The only other thing of note is that the Mangler takes over the Headmaster’s body, but it looks so bad. There are some dollar store Tetsuo the Iron Man wires coming out of his face and back and they augment his voice to sound a bit more robotic. Jo tricks him and installs a program that kills the man-computer system hybrid and they leave the school and this mess of a movie forever.
The Mangler Reborn
Reborn starts us off with the shlubby repairman Hadley and his wife are arguing over dinner. You haven’t worked in a week! You’re obsessed with that…that machine! He storms off to work on fixing it, while ambient tones and whispering get louder and louder. He gets a small cut and the blood is absorbed, awakening the beast yet again. Then it eats him. What should be the end for this man is kind of beginning. He takes on this Jason-esque walk and quiet and dedicates himself to feeding people into the machine, or else his body will rot. This is supposed to be the laundry press from the first movie, but I have several problems with that. It’s much too small to be the same machine—Hadley puts it in an upstairs bedroom. Did he lug it up there himself? Why not put it in the garage? Their house is massive, surely there’s another place he can put this thing. What is he going to do with it when it’s fixed?

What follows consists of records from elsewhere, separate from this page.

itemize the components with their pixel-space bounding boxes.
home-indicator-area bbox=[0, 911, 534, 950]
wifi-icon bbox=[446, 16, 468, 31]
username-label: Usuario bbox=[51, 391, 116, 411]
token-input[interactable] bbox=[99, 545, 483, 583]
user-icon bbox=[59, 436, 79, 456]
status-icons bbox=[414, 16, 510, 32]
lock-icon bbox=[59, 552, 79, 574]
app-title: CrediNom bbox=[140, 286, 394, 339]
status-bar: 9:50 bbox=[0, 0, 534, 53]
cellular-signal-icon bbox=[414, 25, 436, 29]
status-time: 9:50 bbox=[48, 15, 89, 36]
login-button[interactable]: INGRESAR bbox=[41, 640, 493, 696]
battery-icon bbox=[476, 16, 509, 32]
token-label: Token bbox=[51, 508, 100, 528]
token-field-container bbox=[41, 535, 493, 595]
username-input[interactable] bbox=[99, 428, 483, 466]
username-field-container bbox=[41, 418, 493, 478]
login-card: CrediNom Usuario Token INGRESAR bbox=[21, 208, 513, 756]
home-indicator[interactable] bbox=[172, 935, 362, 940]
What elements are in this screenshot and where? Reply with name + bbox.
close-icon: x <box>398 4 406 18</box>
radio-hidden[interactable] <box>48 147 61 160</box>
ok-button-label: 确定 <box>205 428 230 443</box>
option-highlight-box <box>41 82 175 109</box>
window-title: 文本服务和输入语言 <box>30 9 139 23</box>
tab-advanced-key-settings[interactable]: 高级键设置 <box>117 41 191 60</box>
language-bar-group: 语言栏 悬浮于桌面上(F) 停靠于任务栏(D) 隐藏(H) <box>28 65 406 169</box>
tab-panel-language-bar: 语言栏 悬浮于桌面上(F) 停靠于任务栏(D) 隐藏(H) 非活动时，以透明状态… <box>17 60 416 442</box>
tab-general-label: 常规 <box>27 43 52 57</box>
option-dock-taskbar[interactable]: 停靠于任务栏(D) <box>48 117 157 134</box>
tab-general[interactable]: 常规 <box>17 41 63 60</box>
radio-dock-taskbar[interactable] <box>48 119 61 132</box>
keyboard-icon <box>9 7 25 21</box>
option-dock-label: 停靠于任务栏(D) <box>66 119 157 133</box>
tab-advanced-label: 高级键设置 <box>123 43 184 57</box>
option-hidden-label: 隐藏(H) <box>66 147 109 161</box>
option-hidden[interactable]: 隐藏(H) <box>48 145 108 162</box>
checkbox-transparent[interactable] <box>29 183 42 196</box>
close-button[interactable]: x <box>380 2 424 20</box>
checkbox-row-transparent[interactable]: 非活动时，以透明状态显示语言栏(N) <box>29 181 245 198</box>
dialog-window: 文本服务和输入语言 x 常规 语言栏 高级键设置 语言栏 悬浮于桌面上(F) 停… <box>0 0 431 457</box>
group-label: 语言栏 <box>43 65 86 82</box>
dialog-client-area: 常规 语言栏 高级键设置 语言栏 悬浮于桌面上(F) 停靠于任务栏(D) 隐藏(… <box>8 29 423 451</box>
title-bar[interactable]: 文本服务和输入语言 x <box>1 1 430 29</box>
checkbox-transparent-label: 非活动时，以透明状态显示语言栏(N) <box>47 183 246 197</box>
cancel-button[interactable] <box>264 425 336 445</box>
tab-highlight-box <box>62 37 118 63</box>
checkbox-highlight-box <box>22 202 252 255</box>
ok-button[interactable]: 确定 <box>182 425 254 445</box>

As with many low-budget horror films like this, it seems like as long as you have one recognizable star in the cast it’s bound to work, right? In the case of Mangler Reborn, it’s Reggie Bannister—aka Reggie the ice cream man from Phantasm. He and his son Mikey are burglars, pretending to be delivery drivers to break into houses. Except oh no—they broke into the Mangler house! And now they’re trapped!
If The Mangler 2 is like pizza, Mangler Reborn is like old leftovers. There are hints of what it once was, but it’s too far gone to be still called “The Mangler”. Just throw it out. The acting is comically bad. “I can’t get caught breaking and entering! They’ll send me back to the can!” Mikey says at one point. There are some deaths, some blood spray, but it’s all just kind of boring. Even the reveal that Hadley is kind of turning into a machine isn’t enough to save this one. Is he the MAN-gler now? (I’ll see myself out.) I’d only suggest it if you are hellbent on saying you’ve watched all the Mangler movies. We can be a club or something!
While I can’t really recommend the latter 2 films, it was kind of fun to look back on them. For some reason, they’ve stuck with me. Maybe it’s just the idea of a person being folded up. In which case, if you want to see that, just check out the first one. It all goes downhill from there.